As you shop for a life insurance policy, consider your personal and professional circumstances, as well as how you want to use the policy’s proceeds. For instance, if you have children who will need financial support after your passing, you may wish to secure a larger death benefit and correspondingly higher premium.
Also consider your health, which will impact the likelihood of you living longer and thus increase your rates, as well as your lifestyle, as a dangerous job or extreme hobbies will likely inflate your rates in the eyes of insurance companies. Finally, opting for annual payments can often save on processing fees and may help reduce your premium costs. With some policies, you can even use accumulated cash value to cover your premium, avoiding out-of-pocket payments. If you do this, however, it’s important to know that any outstanding loan balance will be taxable.
Riders
A life insurance rider (also called an endorsement) allows you to customize your life insurance policy and add coverage that isn’t available with the base policy. While some riders are available at no cost, others can be quite expensive. In addition, it’s important to understand that adding a rider usually means going through the life insurance underwriting process again, and that could mean another medical exam.
Some riders are specific to particular circumstances, such as an accidental death or waiver of premium rider. In addition, there are long-term care riders that provide a source of funds to help pay for home health aides or nursing home expenses. There are also riders that cover children and provide a cash benefit to the family in the event of a child’s death.

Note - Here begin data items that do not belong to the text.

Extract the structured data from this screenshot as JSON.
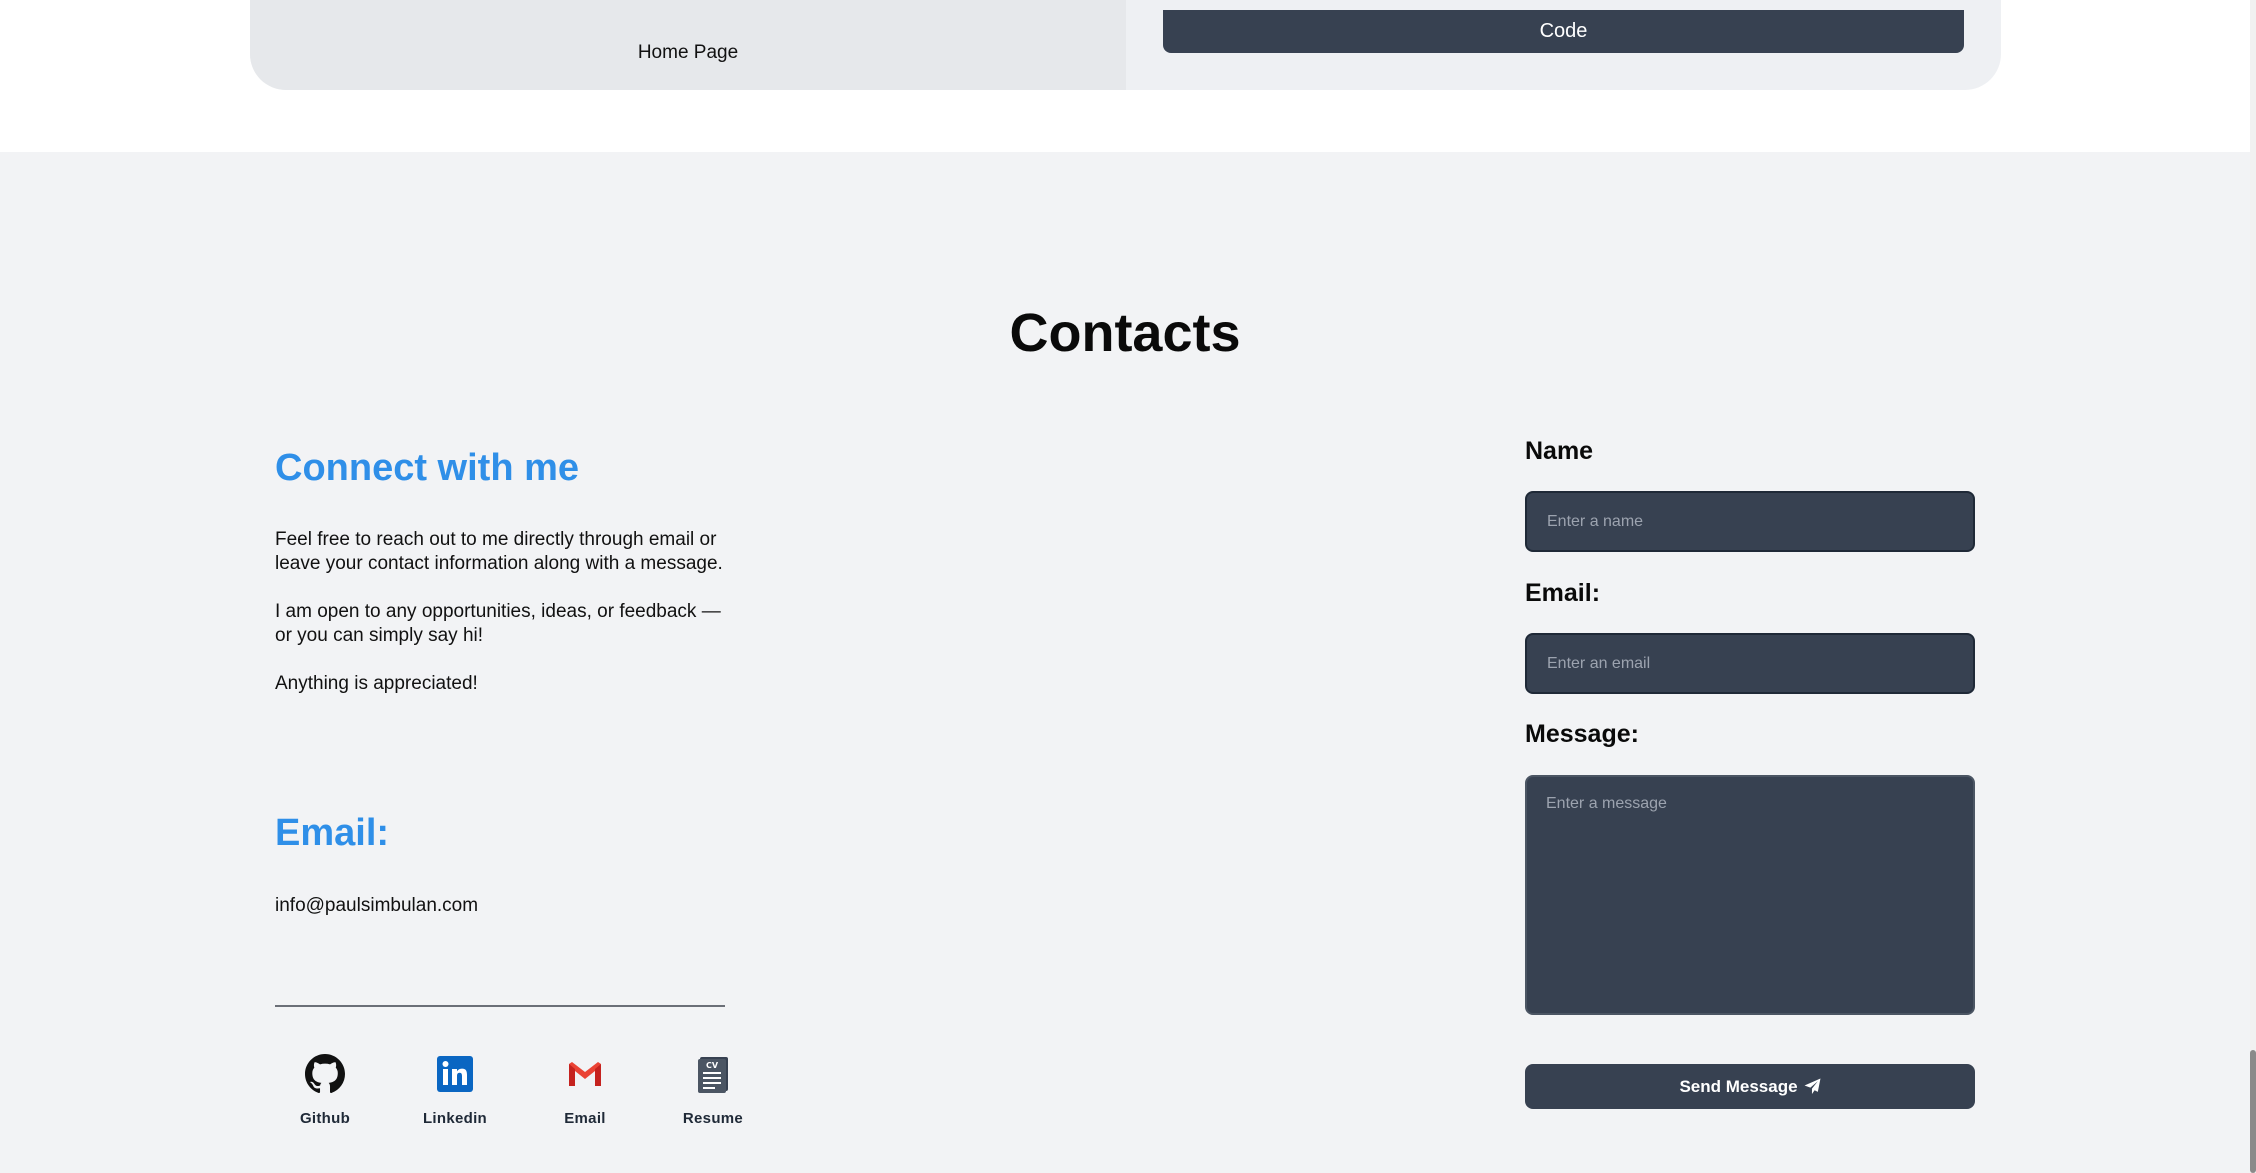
{
  "project_card": {
    "left_label": "Home Page",
    "code_button": "Code"
  },
  "contacts": {
    "title": "Contacts",
    "connect_title": "Connect with me",
    "paragraphs": [
      "Feel free to reach out to me directly through email or leave your contact information along with a message.",
      "I am open to any opportunities, ideas, or feedback — or you can simply say hi!",
      "Anything is appreciated!"
    ],
    "email_title": "Email:",
    "email_address": "info@paulsimbulan.com",
    "socials": [
      {
        "label": "Github",
        "icon": "github-icon"
      },
      {
        "label": "Linkedin",
        "icon": "linkedin-icon"
      },
      {
        "label": "Email",
        "icon": "gmail-icon"
      },
      {
        "label": "Resume",
        "icon": "cv-icon"
      }
    ]
  },
  "form": {
    "name_label": "Name",
    "name_placeholder": "Enter a name",
    "email_label": "Email:",
    "email_placeholder": "Enter an email",
    "message_label": "Message:",
    "message_placeholder": "Enter a message",
    "send_button": "Send Message"
  },
  "colors": {
    "accent": "#2f8fe8",
    "dark": "#374151",
    "section_bg": "#f2f3f5",
    "linkedin": "#0a66c2",
    "gmail_red": "#ea4335"
  }
}
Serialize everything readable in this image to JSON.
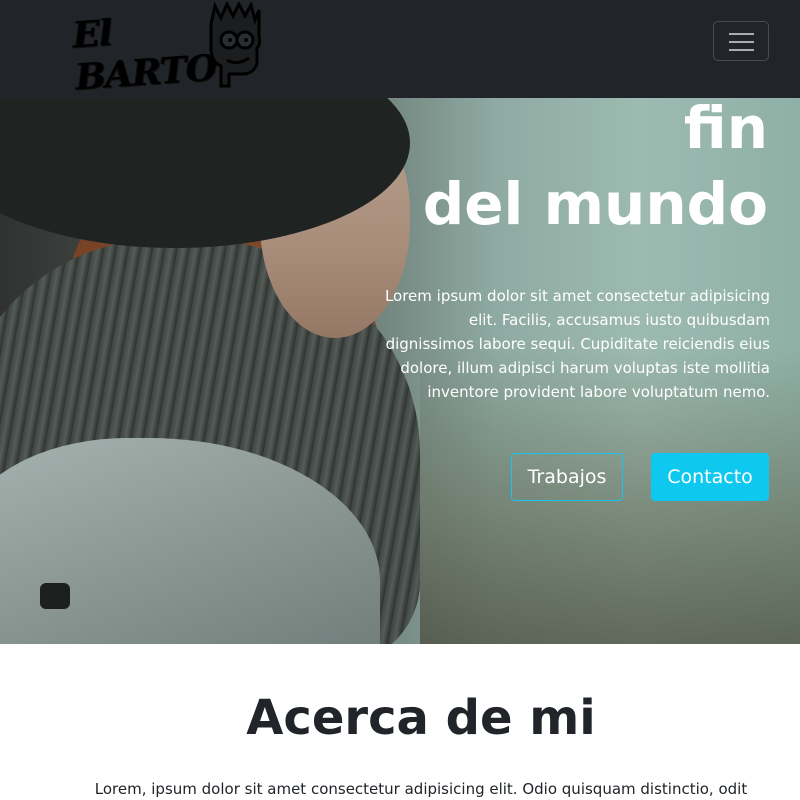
{
  "navbar": {
    "logo_text": "El BARTO",
    "logo_icon": "bart-face-icon",
    "toggler_icon": "hamburger-menu-icon"
  },
  "hero": {
    "title_line1": "fin",
    "title_line2": "del mundo",
    "paragraph": "Lorem ipsum dolor sit amet consectetur adipisicing elit. Facilis, accusamus iusto quibusdam dignissimos labore sequi. Cupiditate reiciendis eius dolore, illum adipisci harum voluptas iste mollitia inventore provident labore voluptatum nemo.",
    "button_works": "Trabajos",
    "button_contact": "Contacto"
  },
  "about": {
    "title": "Acerca de mi",
    "paragraph": "Lorem, ipsum dolor sit amet consectetur adipisicing elit. Odio quisquam distinctio, odit"
  },
  "colors": {
    "navbar_bg": "#212529",
    "accent": "#0fc8f0"
  }
}
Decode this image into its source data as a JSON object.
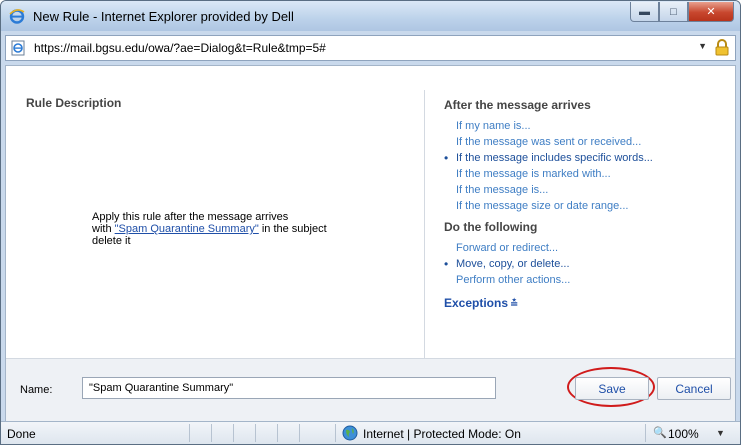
{
  "window": {
    "title": "New Rule - Internet Explorer provided by Dell",
    "url": "https://mail.bgsu.edu/owa/?ae=Dialog&t=Rule&tmp=5#"
  },
  "rule_description": {
    "heading": "Rule Description",
    "line1": "Apply this rule after the message arrives",
    "line2_prefix": "with ",
    "line2_link": "\"Spam Quarantine Summary\"",
    "line2_suffix": " in the subject",
    "line3": "delete it"
  },
  "conditions": {
    "heading": "After the message arrives",
    "items": [
      {
        "label": "If my name is...",
        "selected": false
      },
      {
        "label": "If the message was sent or received...",
        "selected": false
      },
      {
        "label": "If the message includes specific words...",
        "selected": true
      },
      {
        "label": "If the message is marked with...",
        "selected": false
      },
      {
        "label": "If the message is...",
        "selected": false
      },
      {
        "label": "If the message size or date range...",
        "selected": false
      }
    ]
  },
  "actions": {
    "heading": "Do the following",
    "items": [
      {
        "label": "Forward or redirect...",
        "selected": false
      },
      {
        "label": "Move, copy, or delete...",
        "selected": true
      },
      {
        "label": "Perform other actions...",
        "selected": false
      }
    ]
  },
  "exceptions_label": "Exceptions",
  "footer": {
    "name_label": "Name:",
    "name_value": "\"Spam Quarantine Summary\"",
    "save_label": "Save",
    "cancel_label": "Cancel"
  },
  "status": {
    "text": "Done",
    "zone": "Internet | Protected Mode: On",
    "zoom": "100%"
  },
  "colors": {
    "link": "#3f7ec4",
    "selected": "#1d4f9a",
    "annotation_circle": "#d01b1b"
  },
  "icons": [
    "ie-icon",
    "minimize-icon",
    "maximize-icon",
    "close-icon",
    "page-icon",
    "lock-icon",
    "globe-icon",
    "zoom-icon"
  ]
}
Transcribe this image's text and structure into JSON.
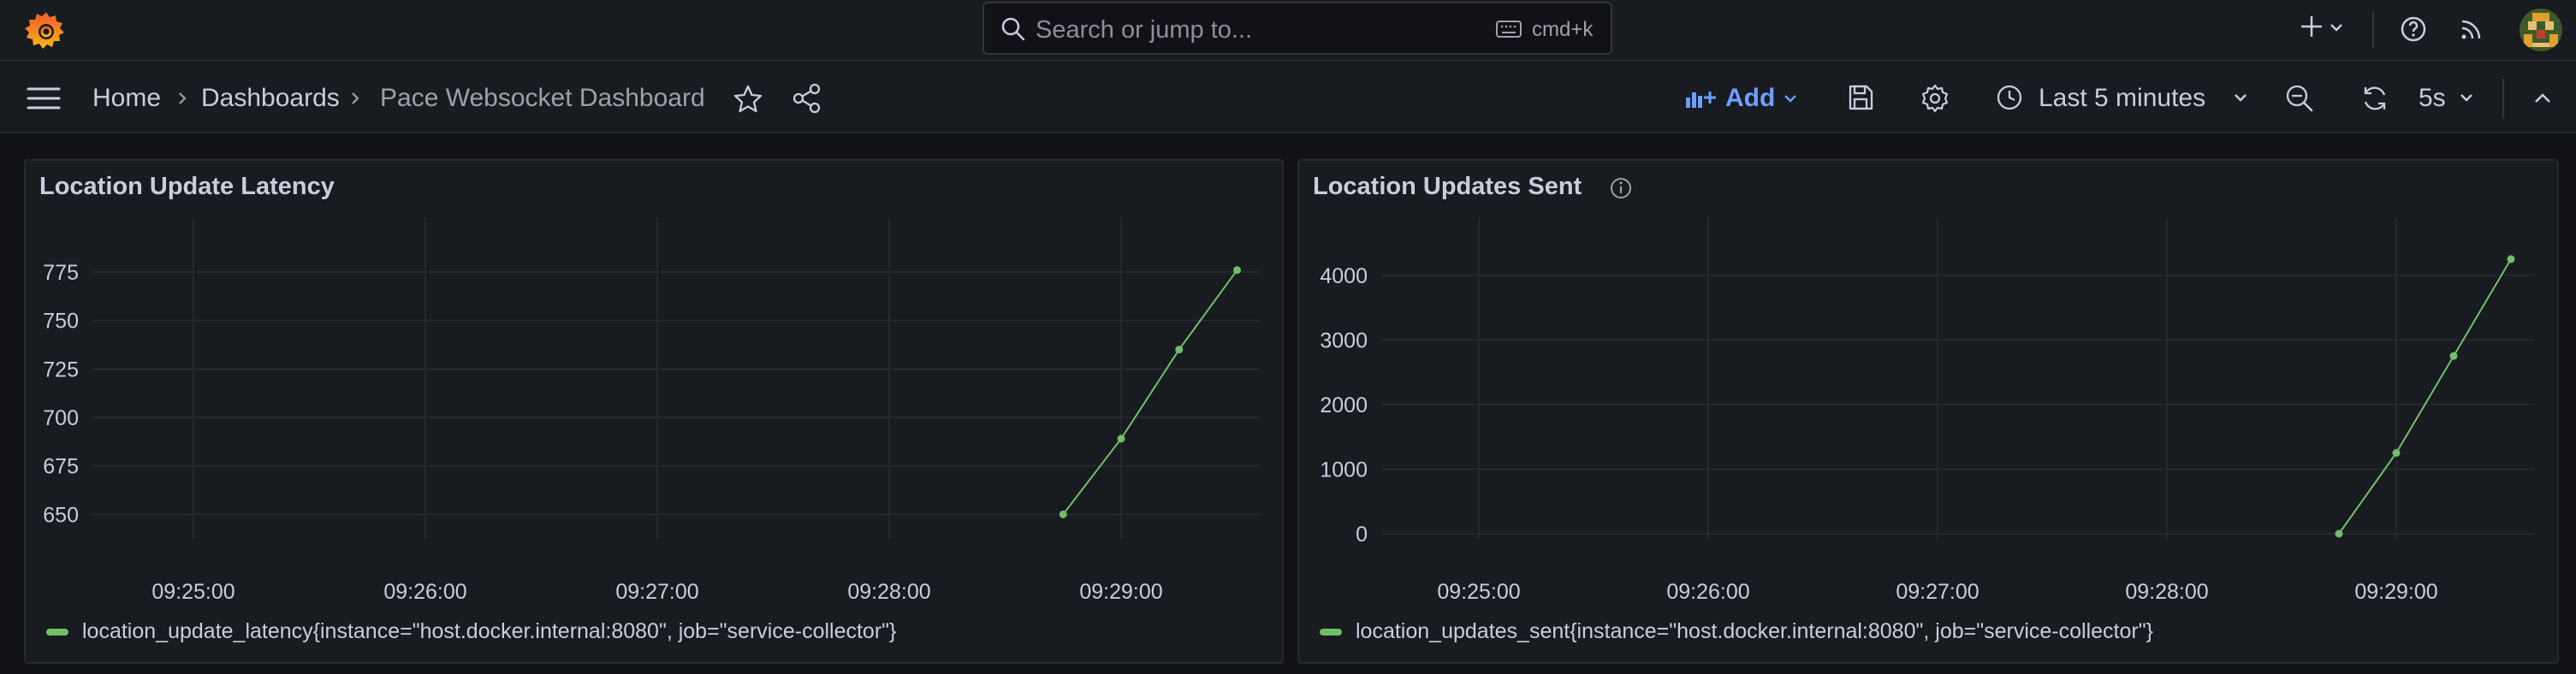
{
  "topbar": {
    "search_placeholder": "Search or jump to...",
    "search_shortcut": "cmd+k",
    "icons": [
      "grafana-logo-icon",
      "search-icon",
      "keyboard-icon",
      "plus-icon",
      "chevron-down-icon",
      "help-icon",
      "rss-icon",
      "avatar"
    ]
  },
  "breadcrumb": {
    "home": "Home",
    "dashboards": "Dashboards",
    "current": "Pace Websocket Dashboard"
  },
  "toolbar": {
    "add_label": "Add",
    "time_range": "Last 5 minutes",
    "refresh_interval": "5s"
  },
  "colors": {
    "background": "#111217",
    "panel": "#181b1f",
    "series": "#73bf69",
    "accent": "#6e9fff"
  },
  "panels": [
    {
      "title": "Location Update Latency",
      "legend": "location_update_latency{instance=\"host.docker.internal:8080\", job=\"service-collector\"}"
    },
    {
      "title": "Location Updates Sent",
      "legend": "location_updates_sent{instance=\"host.docker.internal:8080\", job=\"service-collector\"}"
    }
  ],
  "chart_data": [
    {
      "type": "line",
      "title": "Location Update Latency",
      "x_ticks": [
        "09:25:00",
        "09:26:00",
        "09:27:00",
        "09:28:00",
        "09:29:00"
      ],
      "y_ticks": [
        "650",
        "675",
        "700",
        "725",
        "750",
        "775"
      ],
      "ylim": [
        640,
        790
      ],
      "grid": true,
      "legend_position": "bottom-left",
      "series": [
        {
          "name": "location_update_latency{instance=\"host.docker.internal:8080\", job=\"service-collector\"}",
          "x": [
            "09:28:45",
            "09:29:00",
            "09:29:15",
            "09:29:30"
          ],
          "values": [
            650,
            689,
            735,
            776
          ]
        }
      ]
    },
    {
      "type": "line",
      "title": "Location Updates Sent",
      "x_ticks": [
        "09:25:00",
        "09:26:00",
        "09:27:00",
        "09:28:00",
        "09:29:00"
      ],
      "y_ticks": [
        "0",
        "1000",
        "2000",
        "3000",
        "4000"
      ],
      "ylim": [
        0,
        4500
      ],
      "grid": true,
      "legend_position": "bottom-left",
      "series": [
        {
          "name": "location_updates_sent{instance=\"host.docker.internal:8080\", job=\"service-collector\"}",
          "x": [
            "09:28:45",
            "09:29:00",
            "09:29:15",
            "09:29:30"
          ],
          "values": [
            0,
            1250,
            2750,
            4250
          ]
        }
      ]
    }
  ]
}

One of the most common and valuable riders is a return-of-premium rider. This option allows you to recoup the extra premiums you paid for a temporary period, such as when you converted from term to permanent life insurance at the end of your level term period. However, this rider typically comes at a substantial price, often more than tripling your original premium.
It’s important to talk with a financial professional who can walk you through the various riders and advise whether they make sense for your unique lifestyle and goals. It’s also important to remember that the best time to purchase a life insurance rider is when you initially buy your life insurance policy. Adding a rider later may require new underwriting and a medical exam, which can be costly. It’s also worth noting that some riders, such as an accelerated death benefit, are only available if the person is diagnosed with a terminal illness and can’t expect to live much longer.